This national survey demonstrates that virtually all general internists reported recommending PPV to their high-risk patients, but were more likely to recommend it strongly to the elderly than to the non-elderly with chronic conditions. This could be explained by the greater difficulty of identifying vaccine candidates based on diagnoses rather than age. Although internists reported the intention of vaccinating high-risk patients, they had little capacity at the practice level to systematically accomplish this. Few reported using methods that have been shown to increase immunization rates in children, such as immunization registries or computerized reminder/recall13
. The most frequently cited barriers to PPV included competing demands in primary care, difficulty determining patients’ vaccination status, not remembering to vaccinate, and patient and physician concerns regarding re-imbursement or insurance coverage of the vaccine. Although there has been some controversy in the literature about the strength of the efficacy data supporting the use of PPV vaccine14,15
, only 14% of internists surveyed reported concerns about efficacy as a barrier to their use of the vaccine.
The vast majority of respondents reported that they would be willing to vaccinate all adults ≥50 years, if such a recommendation were made. There are a number of reasons why such a change has been proposed. It is estimated that half of individuals 50–64 years of age already fall into a high-risk group either because of chronic medical conditions or risk factors for invasive pneumococcal disease, such as being of African-American, Native American, or Alaskan Native race or because they are smokers7,16
. Cost-effectiveness assessments have demonstrated that for individuals 50–64 with high-risk conditions, vaccination saves costs and improves health9
. In addition, for vaccination in the 50–64 year age group, the cost per added year of healthy life would be below that of well-established preventive measures such as colon cancer screening9
. Finally, lowering the age of universal immunization would harmonize the influenza and pneumococcal schedules, mitigating one of the major barriers cited by the National Vaccine Advisory Committee17
. Universal vaccination beginning at age 50 years would decrease the need to identify chronic conditions and could enhance the use of standing orders for PPV delivery18,19
There are important limitations of our data. Despite the demonstrated similarity of our survey network to random samples from the AMA, respondents may not express similar views as those who chose not to join the network or did not respond. Our study sample slightly over-represented those working in managed care settings and underrepresented those in private settings. In addition, all data were based on self-report of current or future practices rather than measurement of actual practice.

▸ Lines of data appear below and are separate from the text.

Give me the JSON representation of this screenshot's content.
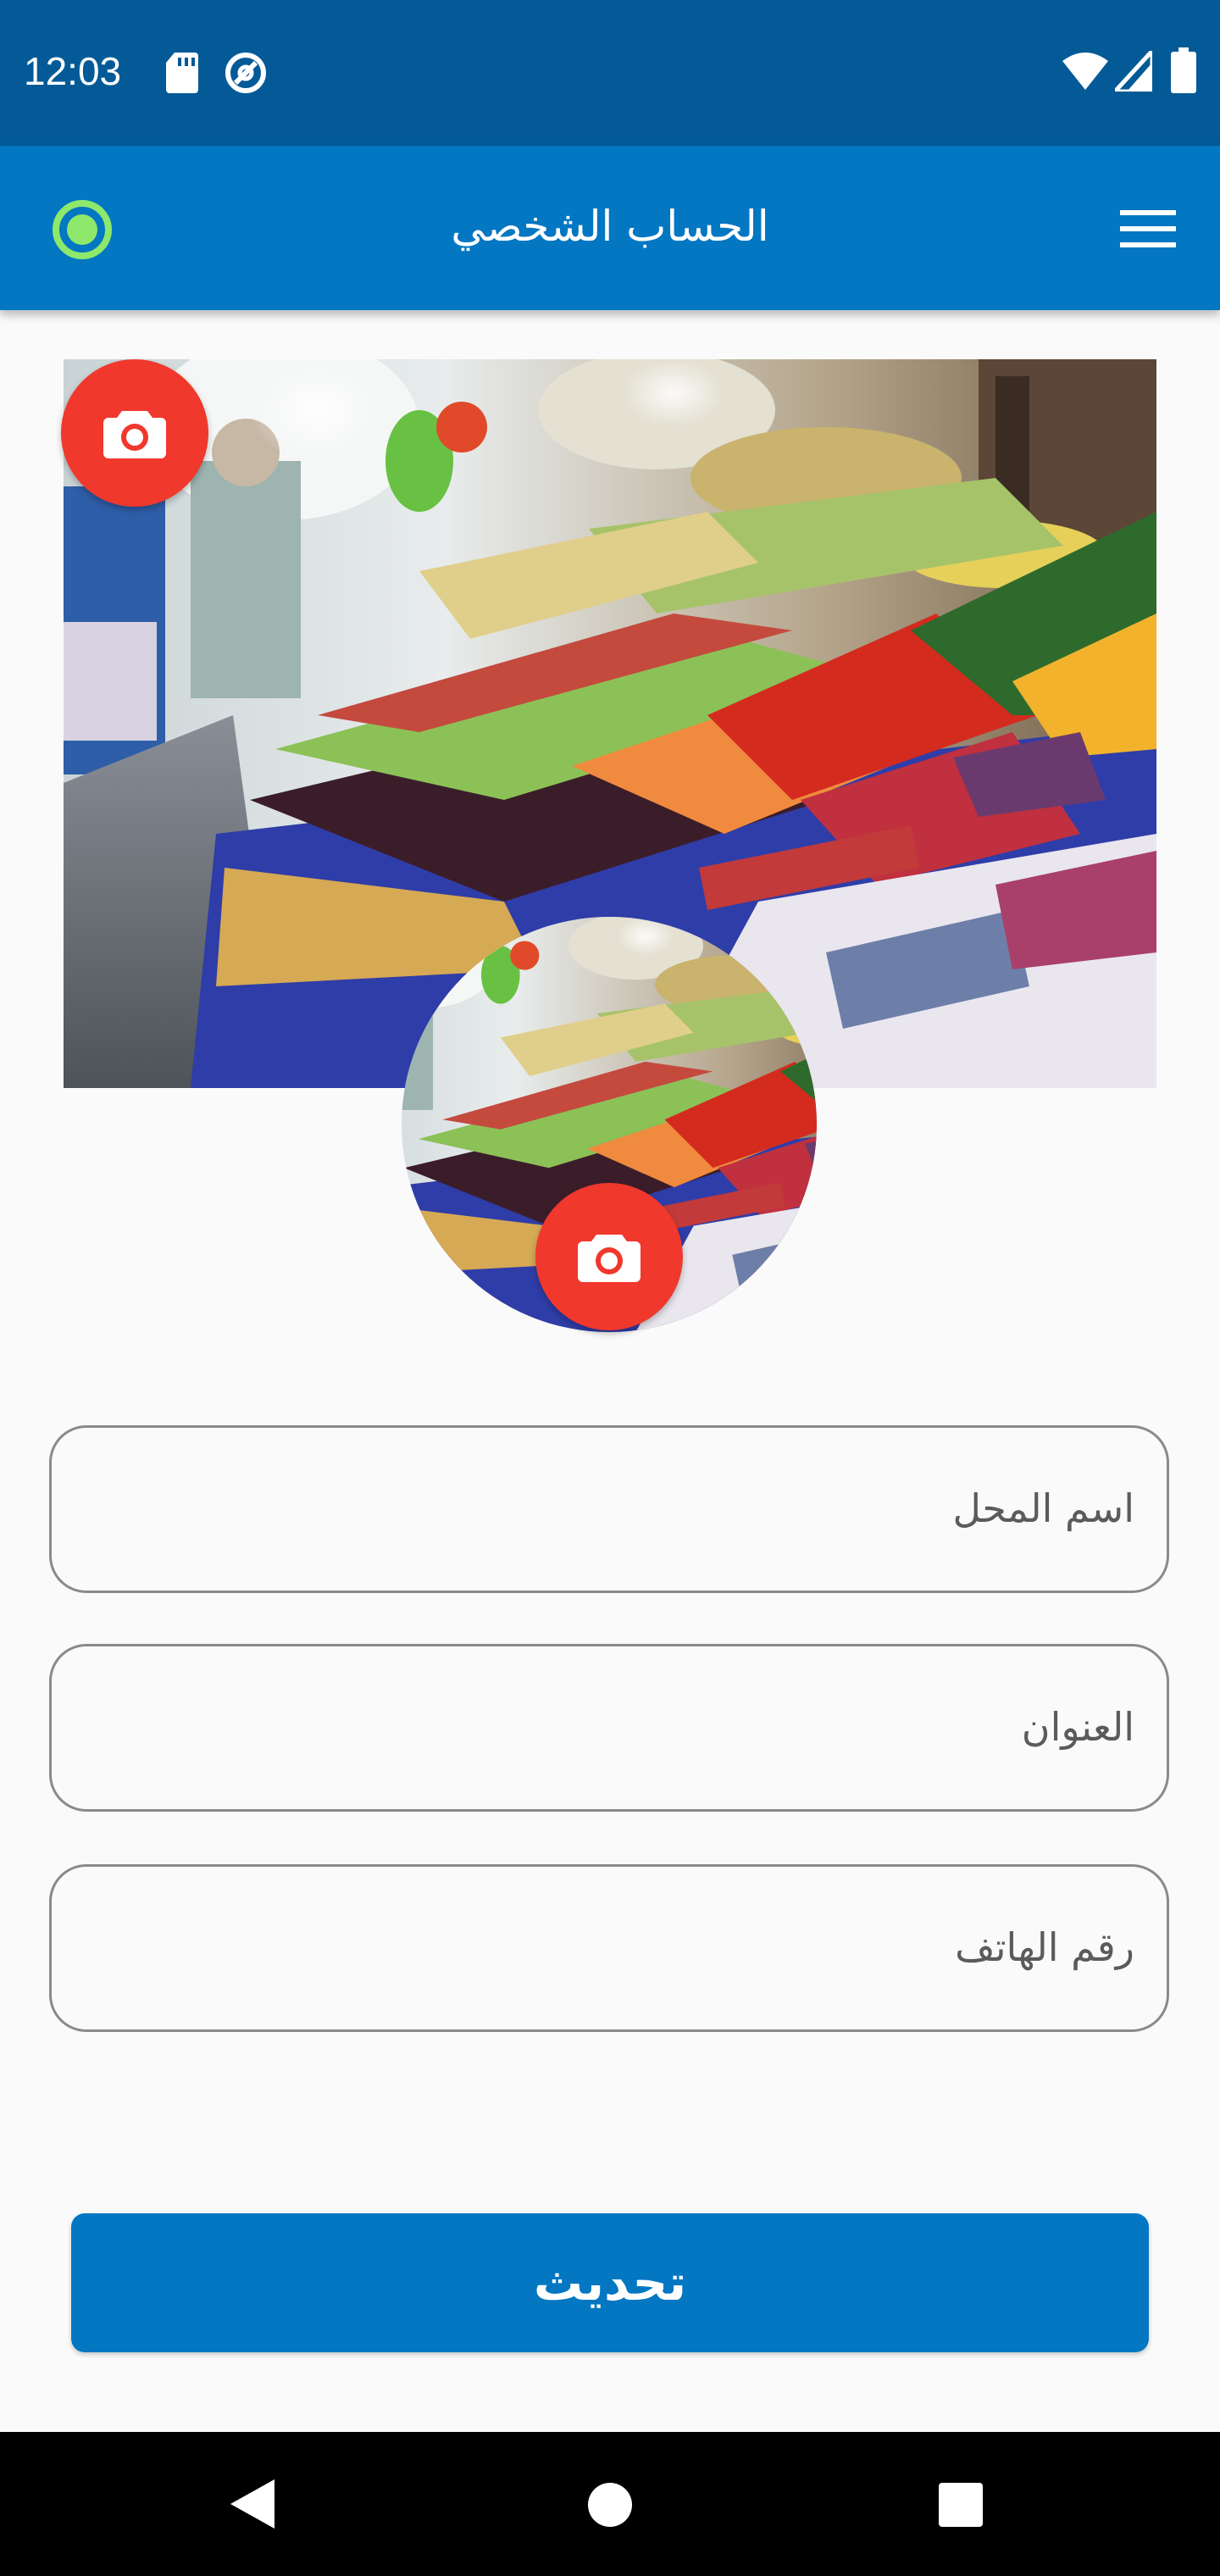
{
  "status_bar": {
    "time": "12:03",
    "icons": [
      "sd-card-icon",
      "data-saver-icon",
      "wifi-icon",
      "signal-icon",
      "battery-icon"
    ]
  },
  "app_bar": {
    "title": "الحساب الشخصي",
    "left_icon": "status-ring-icon",
    "right_icon": "menu-icon",
    "background": "#0377c2"
  },
  "profile": {
    "cover_image": "market-produce-photo",
    "avatar_image": "market-produce-photo",
    "camera_icon": "camera-icon",
    "camera_color": "#f0382d"
  },
  "form": {
    "fields": [
      {
        "label": "اسم المحل"
      },
      {
        "label": "العنوان"
      },
      {
        "label": "رقم الهاتف"
      }
    ],
    "submit_label": "تحديث"
  },
  "nav_bar": {
    "icons": [
      "back-icon",
      "home-icon",
      "recents-icon"
    ]
  }
}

This study demonstrates some barriers to optimal implementation of PPV recommendations despite support for the vaccine by most general internists. Some are not easily remedied, such as multiple competing demands in primary care or inadequate vaccine reimbursement. Changing to age-based criteria for PPV would eliminate the need to identify high-risk patients among those >50 years, potentially decreasing the time required for screening and enhancing the practicality of using standing orders in vaccine delivery. Harmonization of the influenza and PPV immunization criteria at age 50 would have obvious benefits in simplifying the screening demands and saving time. However, some respondents believed that the vaccine is less effective in healthy 50–64 year olds. The subgroup who identified acute problems taking precedence over preventive care as a barrier to vaccination were less likely to institute such a change and, if the decreased need to screen did not lead to greater efficiencies in vaccination delivery, this group might not be as willing to comply with an expansion of recommendations. Finally, the reimbursement barriers identified by our respondents might be additionally complicated by expansion, as vaccines would not automatically be covered by Medicare in patients 50–64 years. Despite these potential drawbacks, our data indicate that the majority of general internists would be willing to routinely vaccinate 50–64 year olds if changes were made to national recommendations, and almost a third report they are currently recommending the vaccine in this age group.